Zwischen Aktivierung und Aktivismus – Ein Interview mit Pedro Reyes
In dem Werk von Pedro Reyes steht der Mensch als Mitglied einer Gemeinschaft im Mittelpunkt. Der Künstler untersucht gezielt Gruppendynamiken, um kommunikative Prozesse anzuregen. Gleichzeitig bezieht er partizipatorische Ansätze mit ein, so dass die Besuchenden vor Ort selbst aktiv werden und anderen Menschen begegnen können. Das Werk verkörpert auf diese Weise auch einen ungebrochenen utopischen Willen, wie er sonst in Europa kaum noch zu finden ist. Reyes möchte die Gesellschaft zu einem Besseren entwickeln und schlägt dabei immer wieder gezielt die Brücke zum Theater, zur Soziologie und Psychologie, sowie zum politischen Aktivismus.
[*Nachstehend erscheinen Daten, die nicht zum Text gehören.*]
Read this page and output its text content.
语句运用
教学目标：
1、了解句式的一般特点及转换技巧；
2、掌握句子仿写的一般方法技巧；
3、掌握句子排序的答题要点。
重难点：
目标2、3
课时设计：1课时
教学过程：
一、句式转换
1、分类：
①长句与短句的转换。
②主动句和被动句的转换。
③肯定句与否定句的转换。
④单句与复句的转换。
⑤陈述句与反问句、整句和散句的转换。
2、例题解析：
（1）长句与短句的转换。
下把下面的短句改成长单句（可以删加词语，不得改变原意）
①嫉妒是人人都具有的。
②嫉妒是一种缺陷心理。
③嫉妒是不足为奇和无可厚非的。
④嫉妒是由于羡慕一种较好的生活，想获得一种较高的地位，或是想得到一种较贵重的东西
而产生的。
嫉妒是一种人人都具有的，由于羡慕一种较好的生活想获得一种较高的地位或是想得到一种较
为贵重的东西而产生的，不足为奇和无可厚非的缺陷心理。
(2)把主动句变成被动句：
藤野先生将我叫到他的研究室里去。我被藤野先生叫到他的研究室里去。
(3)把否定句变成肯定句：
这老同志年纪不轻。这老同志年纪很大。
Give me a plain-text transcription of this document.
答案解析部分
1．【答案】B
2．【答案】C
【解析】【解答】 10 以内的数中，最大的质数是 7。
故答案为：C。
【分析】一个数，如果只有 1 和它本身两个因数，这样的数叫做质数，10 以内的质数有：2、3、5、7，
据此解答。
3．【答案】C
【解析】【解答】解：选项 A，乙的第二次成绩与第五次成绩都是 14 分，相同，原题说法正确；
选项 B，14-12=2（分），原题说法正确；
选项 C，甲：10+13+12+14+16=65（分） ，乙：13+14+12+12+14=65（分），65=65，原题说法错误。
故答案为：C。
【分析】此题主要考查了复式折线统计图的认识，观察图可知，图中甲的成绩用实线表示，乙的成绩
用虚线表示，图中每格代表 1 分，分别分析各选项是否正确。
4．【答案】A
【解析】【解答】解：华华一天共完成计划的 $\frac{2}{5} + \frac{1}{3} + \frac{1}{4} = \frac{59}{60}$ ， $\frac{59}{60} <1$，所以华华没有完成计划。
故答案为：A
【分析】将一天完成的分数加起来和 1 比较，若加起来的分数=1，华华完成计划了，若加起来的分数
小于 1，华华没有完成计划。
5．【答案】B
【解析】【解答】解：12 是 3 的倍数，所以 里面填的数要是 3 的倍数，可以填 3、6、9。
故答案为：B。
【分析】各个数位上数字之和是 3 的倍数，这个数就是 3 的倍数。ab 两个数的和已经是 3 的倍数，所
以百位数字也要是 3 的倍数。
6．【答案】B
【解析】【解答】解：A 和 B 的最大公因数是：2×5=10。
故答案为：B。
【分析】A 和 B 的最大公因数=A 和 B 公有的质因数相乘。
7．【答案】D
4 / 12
Bereits seit vielen Jahren beschäftigt sich Pedro Reyes intensiv mit dem Thema Gewalt. Es ist ihm ein großes Anliegen, etwas Negatives und Zerstörerisches in etwas Positives und Kreatives zu verwandeln. So hat er beispielsweise in einer umfassenden Aktion aus dem Metall von Schusswaffen Schaufeln gegossen, mit denen nun – wie auch im Rahmen der Ausstellung „Sociatry“ im Museum Marta Herford – Bäume gepflanzt werden können. Seit 2019 beschäftigt sich Pedro Reyes darüber hinaus mit dem Thema der nuklearen Bedrohung. Durch den Krieg in der Ukraine ist dieses Thema aktuell wieder stärker ins Bewusstsein der breiten Öffentlichkeit gerückt. Damit scheinen die im Museum Marta ausgestellten Arbeiten, so aktuell wie nie zuvor. Im März 2022 sprach die Kuratorin der Ausstellung Friederike Fast mit dem Künstler über diese sozialpolitischen Facetten seiner Arbeit.
Friederike Fast (FF): Viele deiner Arbeiten besitzen eine ausgeprägte soziale Dimension. Ganz gleich, ob wir bei „Citileaks“ unsere Geheimnisse miteinander teilen, anderen Menschen mit Hilfe der „Goodoos“ etwas Gutes wünschen oder aber bei „Museum of Hypothetical Lifetime“ und „Philosophical Casino“ Fragen des Lebens gemeinsam verhandeln – all diese Arbeiten basieren auf einer aktiven Teilnahme der Besuchenden und regen eine Interaktion zwischen den Teilnehmer*innen an. Warum ist diese Form von Gemeinschaftserlebnis ein so wichtiger Bestandteil deiner Arbeit? Und welche Rolle spielen die Kreativität der Gruppe und der Begriff „Kollaboration“ in diesem Zusammenhang?
Pedro Reyes (PR): Einer meiner Mentoren, den ich am meisten schätze ist der kolumbianische Mathematiker und ehemalige Bürgermeister von Bogotá Antanas Mockus. Er hat mir einmal eine Skulptur beschrieben, die er sich folgenderweise vorstellte: Eine Gruppe aus vielen menschlichen Figuren, die einander in Stein meißeln. Mit Hammer und Stemmeisen in der Hand ist diese Gruppe damit beschäftigt, sich gegenseitig zu modellieren. Diese Allegorie zeigt, wie unsere eigenen Handlungen andere Menschen formen. Für mich ist das eine sehr kraftvolle Metapher, denn hier ist der „Andere“ kein isoliertes Individuum, sondern ein Individuum, das durch unsere Vorstellungen geformt wird. Zugleich sind wir selbst ein Nebenprodukt der Handlungen, die andere uns „antun“.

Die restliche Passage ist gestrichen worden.